A tit-for-tat action [By Jiao Haiyang/]

Back in 2008, Russia warned that former Soviet republics Georgia and Ukraine occupied a vital security zone that Russia would not allow to be breached. NATO did not take the warning seriously. The result was war between Russia and Georgia and it ended in the de facto independence of South Ossetia and Abkhazia, sponsored by Russia.

Ukraine is even more important to Russia, not only as a buffer. It is where the Russian state and the Orthodox Church originated. Western efforts to move it out of Russia's orbit and integrate it into the West are like "digging up the Russians' ancestral grave" as the Chinese put it.

It is especially unfortunate that the United States and EU are slapping another -- the fourth -- round of sanctions on Russia just as Kiev and the secessionists in the east have reached a fragile cease-fire.
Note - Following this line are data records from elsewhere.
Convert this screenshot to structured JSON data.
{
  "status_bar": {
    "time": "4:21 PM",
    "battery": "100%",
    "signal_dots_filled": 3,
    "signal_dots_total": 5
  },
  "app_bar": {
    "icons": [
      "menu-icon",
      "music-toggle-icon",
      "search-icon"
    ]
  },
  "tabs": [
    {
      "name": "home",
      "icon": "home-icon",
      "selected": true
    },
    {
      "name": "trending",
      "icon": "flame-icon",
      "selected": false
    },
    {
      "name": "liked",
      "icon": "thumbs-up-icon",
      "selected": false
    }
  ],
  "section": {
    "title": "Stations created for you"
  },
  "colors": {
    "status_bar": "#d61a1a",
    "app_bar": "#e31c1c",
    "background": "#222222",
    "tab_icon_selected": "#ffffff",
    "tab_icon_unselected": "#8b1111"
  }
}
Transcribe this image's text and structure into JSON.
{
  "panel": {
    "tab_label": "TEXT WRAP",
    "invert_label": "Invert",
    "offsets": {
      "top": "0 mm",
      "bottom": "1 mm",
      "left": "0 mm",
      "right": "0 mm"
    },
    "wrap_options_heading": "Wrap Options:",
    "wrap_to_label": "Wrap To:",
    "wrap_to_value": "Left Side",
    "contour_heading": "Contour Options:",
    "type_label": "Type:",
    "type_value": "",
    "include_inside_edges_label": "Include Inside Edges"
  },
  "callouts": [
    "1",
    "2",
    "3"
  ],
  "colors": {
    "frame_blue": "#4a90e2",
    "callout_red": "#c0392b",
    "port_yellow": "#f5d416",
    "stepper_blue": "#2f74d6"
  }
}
Are they trying to fan the war flames?

According to Stephen Cohen, Professor Emeritus at New York University and Princeton University, there were three possible outcomes to the Ukraine crisis:

1. An escalating civil war that would draw in Russian and possibly NATO forces. This worst case scenario could resemble the Cuban missile crisis. That does not seem likely. NATO is not ready to fight an all-out war with Russia.

2. De facto partitioning with western Ukraine allied with the West and its eastern region with Russia.

3. A decentralized Ukraine, unaffiliated with any military alliances, with its territorial integrity guaranteed by the United States, Russia and the EU.

The third outcome seems most sensible, fair and just. It would have been the preferred outcome for the late eminent diplomat George Kennan, who in 1996 warned that NATO expansion into former Soviet territory would be a "strategic blunder of potentially epic proportions."

In calling for restraint and dialogue, British historian Robert Skidelsky argues that the goal of Western policy should be to find the means to work with Russia to stop Ukraine from being torn apart. But that is something the U.S. hand-picked interim prime minister Arseniy Yatsenyuk will absolutely not do. Instead he is openly pushing NATO to immediately admit Ukraine as a member and join the war on Russia as he declares Ukraine is "in a state of war" with Russia, despite the ceasefire. He is toeing the West's toughest line.

Will the fragile ceasefire hold? "Yats" alone will probably not be able to ignite a big war. Neither side seems to want one. The most sensible thing to do is for them to sit down and talk.